If we assume that a recent regular desktop PC would be able to generate
8 billion keys per second, generating all possible keys would take
about 128 days. Of course having much more computing power can solve
this in a matter of minutes.

And due to the birthday paradox, the knowledge of the key length and the
fact that we also know that the key is of natural English language -
therefore semantic - a potentially sophisticated algorithm might
reduce the needed time further more.

If we would have a specially crafted program that does the encryption of
the IV and then the decryption of the ciphertext we can compare the hash
in order to know that we have found the correct plaintext.
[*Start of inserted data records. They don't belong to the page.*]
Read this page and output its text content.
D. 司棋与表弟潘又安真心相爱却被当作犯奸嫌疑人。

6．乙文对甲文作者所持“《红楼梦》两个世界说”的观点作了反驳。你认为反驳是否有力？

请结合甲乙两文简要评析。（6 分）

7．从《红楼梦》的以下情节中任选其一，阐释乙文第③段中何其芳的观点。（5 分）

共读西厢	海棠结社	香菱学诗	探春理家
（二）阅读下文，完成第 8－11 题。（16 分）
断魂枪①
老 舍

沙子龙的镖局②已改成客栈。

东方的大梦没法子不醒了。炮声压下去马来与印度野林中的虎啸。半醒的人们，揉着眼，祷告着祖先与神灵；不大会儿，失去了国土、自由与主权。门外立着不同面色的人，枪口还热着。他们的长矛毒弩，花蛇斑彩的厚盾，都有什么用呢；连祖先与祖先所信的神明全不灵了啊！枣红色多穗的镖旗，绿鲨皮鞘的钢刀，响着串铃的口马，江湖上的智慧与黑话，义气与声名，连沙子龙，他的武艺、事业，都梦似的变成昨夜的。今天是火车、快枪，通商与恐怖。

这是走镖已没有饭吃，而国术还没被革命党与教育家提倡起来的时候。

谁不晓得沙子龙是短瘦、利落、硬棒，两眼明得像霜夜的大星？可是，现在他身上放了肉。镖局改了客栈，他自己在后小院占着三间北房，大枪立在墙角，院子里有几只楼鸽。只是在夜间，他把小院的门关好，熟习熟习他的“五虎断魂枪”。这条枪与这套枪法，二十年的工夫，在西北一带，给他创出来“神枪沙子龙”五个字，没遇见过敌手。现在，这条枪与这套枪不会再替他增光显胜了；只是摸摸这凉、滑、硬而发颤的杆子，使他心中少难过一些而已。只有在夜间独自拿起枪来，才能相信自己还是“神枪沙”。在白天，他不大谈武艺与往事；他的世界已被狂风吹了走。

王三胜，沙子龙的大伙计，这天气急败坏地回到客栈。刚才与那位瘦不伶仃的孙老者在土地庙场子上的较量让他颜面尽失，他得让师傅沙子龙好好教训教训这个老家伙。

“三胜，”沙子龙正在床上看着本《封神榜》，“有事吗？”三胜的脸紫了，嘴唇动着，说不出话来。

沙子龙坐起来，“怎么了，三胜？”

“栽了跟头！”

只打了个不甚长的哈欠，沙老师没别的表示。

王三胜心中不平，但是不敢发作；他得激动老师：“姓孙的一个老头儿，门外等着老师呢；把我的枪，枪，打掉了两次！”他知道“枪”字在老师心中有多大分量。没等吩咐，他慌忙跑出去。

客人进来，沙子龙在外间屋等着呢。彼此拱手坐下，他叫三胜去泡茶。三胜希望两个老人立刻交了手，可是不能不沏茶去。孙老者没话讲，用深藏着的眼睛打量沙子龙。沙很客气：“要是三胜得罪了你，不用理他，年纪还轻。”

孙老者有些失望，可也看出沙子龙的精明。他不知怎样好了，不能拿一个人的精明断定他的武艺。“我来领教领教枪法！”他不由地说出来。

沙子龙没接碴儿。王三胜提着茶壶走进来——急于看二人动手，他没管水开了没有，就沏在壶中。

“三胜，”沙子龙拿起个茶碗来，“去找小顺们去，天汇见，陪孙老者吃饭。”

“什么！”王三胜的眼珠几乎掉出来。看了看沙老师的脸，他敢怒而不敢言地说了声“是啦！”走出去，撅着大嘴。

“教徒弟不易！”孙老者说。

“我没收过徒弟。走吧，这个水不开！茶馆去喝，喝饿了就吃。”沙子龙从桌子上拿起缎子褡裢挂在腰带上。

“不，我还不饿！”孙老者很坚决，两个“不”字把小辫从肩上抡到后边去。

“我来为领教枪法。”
With challenge 2 it's a bit more complicated as we don't know the length
of the key used.

Even a frequency or auto-correlation analysis will not work, because
every IV is generated randomly and encryption with the secret key
doesn't change this randomness.

If you like you can verify that quit easily on your own at the following
websites

Vigenere Solver - www.guballa.de
https://f00l.de/hacking/vigenere.php
My Geocaching Profile.com

if you post in all five ciphertext for example.

SDFCXSBJZOFWMNWWDOIFTHYCQGTICPVHZSYXFQ
LVILHHZDEWDDNBMTPJBJALZMCYJHGRJXUFPEZF
QXKNIEGMHPJTWAICZCXHAVRTKLNXRNPEALLVVI
WYTTQASHNBOKGQQJEITVIAECIFWNBTEQDOLMMZ
MHMWPQTRVNTSELODZBQIGYCWMQNFKWGPJALQIL

Obviously it can't be solved that simple.

Is anyone aware of another solution which is considerably more effective
than brute force?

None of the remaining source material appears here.